つかさとみゆきさんは参加しそうな雰囲気である。
でもってかがみは…
「しっ…仕方ないわね…やるわよ」
一人参加しないなはどうしょうも無く寂しく思えちゃったかがみであった…。
でもって話はゲームの中に戻る。
「さて…雑魚敵をあらかた片付けたしボス戦にでも行きますか…」
「待てまてまて!あらかたって未だそう言うほど敵を倒して無いぞ!」
戦闘終了後、ノホホン口調で切り出すこなたとそれを止めるかがみ。
ゲーム開始から数分…それだけでボス戦に臨むには三人のレベルはまだまだ足りない…筈である。

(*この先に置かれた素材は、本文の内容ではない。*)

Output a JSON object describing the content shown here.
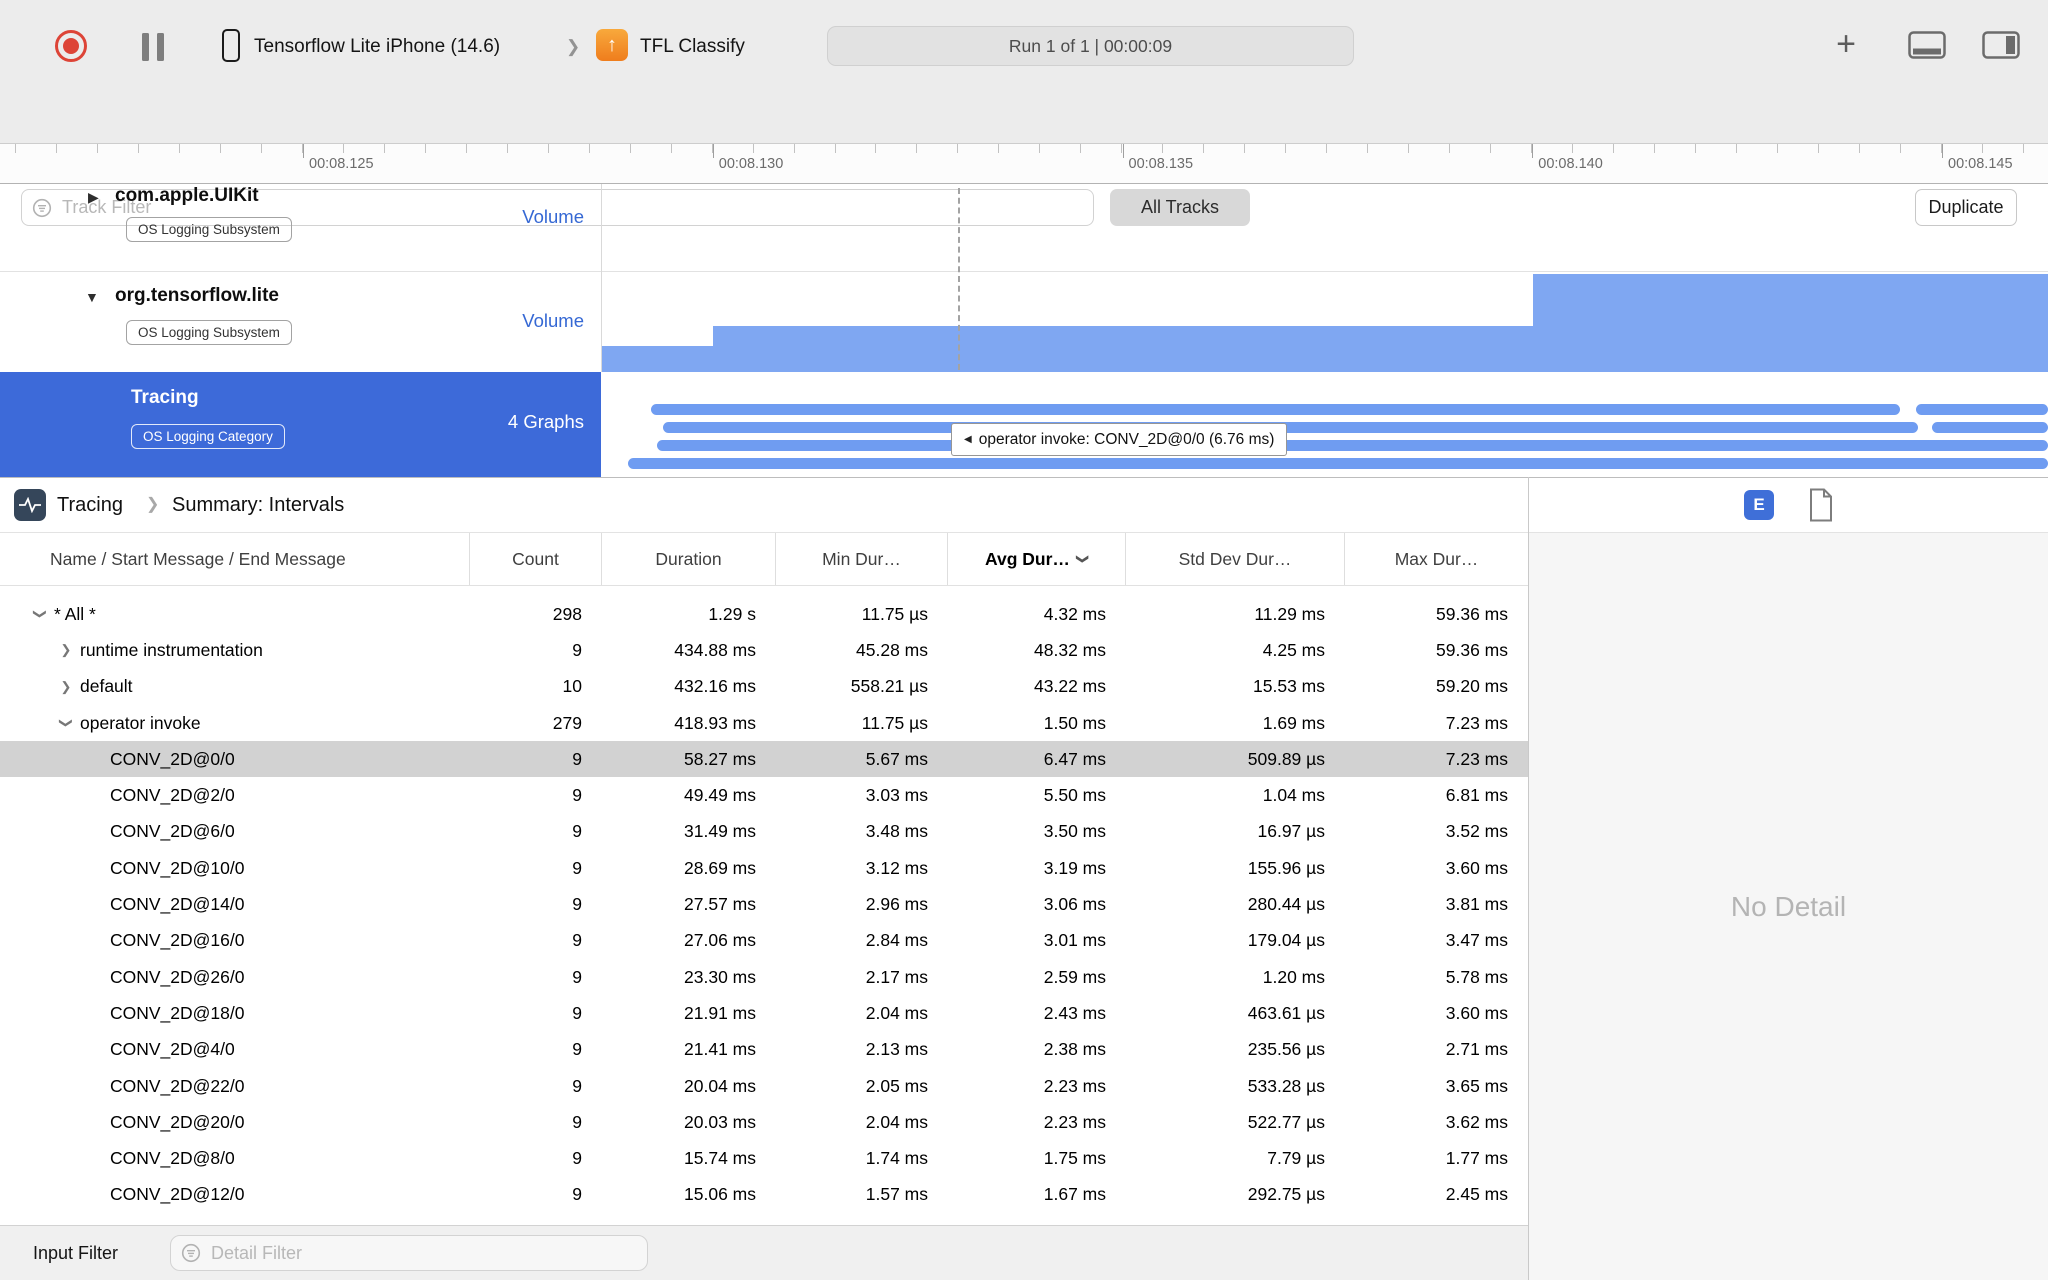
{
  "toolbar": {
    "device_name": "Tensorflow Lite iPhone (14.6)",
    "target_name": "TFL Classify",
    "run_status": "Run 1 of 1  |  00:00:09"
  },
  "filter_bar": {
    "track_filter_placeholder": "Track Filter",
    "all_tracks": "All Tracks",
    "duplicate": "Duplicate"
  },
  "ruler": {
    "labels": [
      "00:08.125",
      "00:08.130",
      "00:08.135",
      "00:08.140",
      "00:08.145"
    ]
  },
  "tracks": {
    "uikit": {
      "name": "com.apple.UIKit",
      "badge": "OS Logging Subsystem",
      "meta": "Volume",
      "disclosure": "collapsed",
      "selected": false
    },
    "tflite": {
      "name": "org.tensorflow.lite",
      "badge": "OS Logging Subsystem",
      "meta": "Volume",
      "disclosure": "expanded",
      "selected": false
    },
    "tracing": {
      "name": "Tracing",
      "badge": "OS Logging Category",
      "meta": "4 Graphs",
      "selected": true
    }
  },
  "timeline": {
    "tooltip": "operator invoke: CONV_2D@0/0 (6.76 ms)"
  },
  "detail_pane": {
    "breadcrumb_root": "Tracing",
    "breadcrumb_page": "Summary: Intervals",
    "e_badge": "E",
    "no_detail": "No Detail"
  },
  "table": {
    "columns": [
      "Name / Start Message / End Message",
      "Count",
      "Duration",
      "Min Dur…",
      "Avg Dur…",
      "Std Dev Dur…",
      "Max Dur…"
    ],
    "sort_column": "Avg Dur…",
    "rows": [
      {
        "name": "* All *",
        "level": 1,
        "disclosure": "expanded",
        "selected": false,
        "count": "298",
        "duration": "1.29 s",
        "min": "11.75 µs",
        "avg": "4.32 ms",
        "std": "11.29 ms",
        "max": "59.36 ms"
      },
      {
        "name": "runtime instrumentation",
        "level": 2,
        "disclosure": "collapsed",
        "selected": false,
        "count": "9",
        "duration": "434.88 ms",
        "min": "45.28 ms",
        "avg": "48.32 ms",
        "std": "4.25 ms",
        "max": "59.36 ms"
      },
      {
        "name": "default",
        "level": 2,
        "disclosure": "collapsed",
        "selected": false,
        "count": "10",
        "duration": "432.16 ms",
        "min": "558.21 µs",
        "avg": "43.22 ms",
        "std": "15.53 ms",
        "max": "59.20 ms"
      },
      {
        "name": "operator invoke",
        "level": 2,
        "disclosure": "expanded",
        "selected": false,
        "count": "279",
        "duration": "418.93 ms",
        "min": "11.75 µs",
        "avg": "1.50 ms",
        "std": "1.69 ms",
        "max": "7.23 ms"
      },
      {
        "name": "CONV_2D@0/0",
        "level": 3,
        "disclosure": null,
        "selected": true,
        "count": "9",
        "duration": "58.27 ms",
        "min": "5.67 ms",
        "avg": "6.47 ms",
        "std": "509.89 µs",
        "max": "7.23 ms"
      },
      {
        "name": "CONV_2D@2/0",
        "level": 3,
        "disclosure": null,
        "selected": false,
        "count": "9",
        "duration": "49.49 ms",
        "min": "3.03 ms",
        "avg": "5.50 ms",
        "std": "1.04 ms",
        "max": "6.81 ms"
      },
      {
        "name": "CONV_2D@6/0",
        "level": 3,
        "disclosure": null,
        "selected": false,
        "count": "9",
        "duration": "31.49 ms",
        "min": "3.48 ms",
        "avg": "3.50 ms",
        "std": "16.97 µs",
        "max": "3.52 ms"
      },
      {
        "name": "CONV_2D@10/0",
        "level": 3,
        "disclosure": null,
        "selected": false,
        "count": "9",
        "duration": "28.69 ms",
        "min": "3.12 ms",
        "avg": "3.19 ms",
        "std": "155.96 µs",
        "max": "3.60 ms"
      },
      {
        "name": "CONV_2D@14/0",
        "level": 3,
        "disclosure": null,
        "selected": false,
        "count": "9",
        "duration": "27.57 ms",
        "min": "2.96 ms",
        "avg": "3.06 ms",
        "std": "280.44 µs",
        "max": "3.81 ms"
      },
      {
        "name": "CONV_2D@16/0",
        "level": 3,
        "disclosure": null,
        "selected": false,
        "count": "9",
        "duration": "27.06 ms",
        "min": "2.84 ms",
        "avg": "3.01 ms",
        "std": "179.04 µs",
        "max": "3.47 ms"
      },
      {
        "name": "CONV_2D@26/0",
        "level": 3,
        "disclosure": null,
        "selected": false,
        "count": "9",
        "duration": "23.30 ms",
        "min": "2.17 ms",
        "avg": "2.59 ms",
        "std": "1.20 ms",
        "max": "5.78 ms"
      },
      {
        "name": "CONV_2D@18/0",
        "level": 3,
        "disclosure": null,
        "selected": false,
        "count": "9",
        "duration": "21.91 ms",
        "min": "2.04 ms",
        "avg": "2.43 ms",
        "std": "463.61 µs",
        "max": "3.60 ms"
      },
      {
        "name": "CONV_2D@4/0",
        "level": 3,
        "disclosure": null,
        "selected": false,
        "count": "9",
        "duration": "21.41 ms",
        "min": "2.13 ms",
        "avg": "2.38 ms",
        "std": "235.56 µs",
        "max": "2.71 ms"
      },
      {
        "name": "CONV_2D@22/0",
        "level": 3,
        "disclosure": null,
        "selected": false,
        "count": "9",
        "duration": "20.04 ms",
        "min": "2.05 ms",
        "avg": "2.23 ms",
        "std": "533.28 µs",
        "max": "3.65 ms"
      },
      {
        "name": "CONV_2D@20/0",
        "level": 3,
        "disclosure": null,
        "selected": false,
        "count": "9",
        "duration": "20.03 ms",
        "min": "2.04 ms",
        "avg": "2.23 ms",
        "std": "522.77 µs",
        "max": "3.62 ms"
      },
      {
        "name": "CONV_2D@8/0",
        "level": 3,
        "disclosure": null,
        "selected": false,
        "count": "9",
        "duration": "15.74 ms",
        "min": "1.74 ms",
        "avg": "1.75 ms",
        "std": "7.79 µs",
        "max": "1.77 ms"
      },
      {
        "name": "CONV_2D@12/0",
        "level": 3,
        "disclosure": null,
        "selected": false,
        "count": "9",
        "duration": "15.06 ms",
        "min": "1.57 ms",
        "avg": "1.67 ms",
        "std": "292.75 µs",
        "max": "2.45 ms"
      }
    ]
  },
  "bottom_bar": {
    "label": "Input Filter",
    "detail_filter_placeholder": "Detail Filter"
  }
}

「ああ…大丈夫だよかがみん、このゲーム他のオンラインとデータ共有が出来るらしいからね…」
開始する際にデータ共有の手続きをしていれば他のオンラインゲームの使用キャラをそのまま使用出来る…それがこの『ASFRクロニクルオンライン』の魅力であった。
「ああ…成程…どうりで」
自分の巫女服やこなたのシーフ衣装、みゆきさんの魔法少女衣装に見覚えがあったがどうやら以前にプレイしたネトゲから引き継いできたらしい…。
「いざ!コカトリスをぶったおそう!!」
「「「おー!」」」
でもって、三人はボスキャラがいると言う『コカトリスの洞窟』の前にいた…。
だが…四人は『ASFR』オンラインを甘く見ていた。
「こなた!」
「ぬぉっ!」
こなたの横をブレスが通り抜ける。
戦闘開始から1分…こなた達はピンチに陥っていた。
コカトリスは強かった…もの凄く強かった…。
つかさとみゆきさんは戦闘開始と同時にブレスを喰らって物言わぬ石像と化していた。
しかも…コカトリスの石化魔法でジワリジワリとこなたとかがみも石像となろうとしていた訳で…。
「むー、まさかこんなに強いとは思わなかったな…コカトリス…」
ムムムと眉をしかめてこなたは呟く。
「これは…ぜんめ…」
「こなた?」
こなたの声が途切れた事を疑問におもいながら後方を振り向くかがみ…。
だが、そこにこなたの姿は無くこなたそっくりな石像があっただけであった。
「こなた…」
呟くかがみ…既に両腕は石に変わり、動かす事が出来ない…。
コカトリスがブレスを吐く。
“ピキパキ”と音を立てながらかがみは物言わぬ石像となっていった。
でもって再び現実(リアル)…
「あのコカトリス!マジでムカつく!こなた!今度こそアイツをぶっ倒すわよ!」
かがみはこの『ASFRクロニクルオンライン』が気に入ったようである。
(かがみんはやっぱり可愛いなぁ)
等と一人意気込むかがみを見てそう思うこなたであった。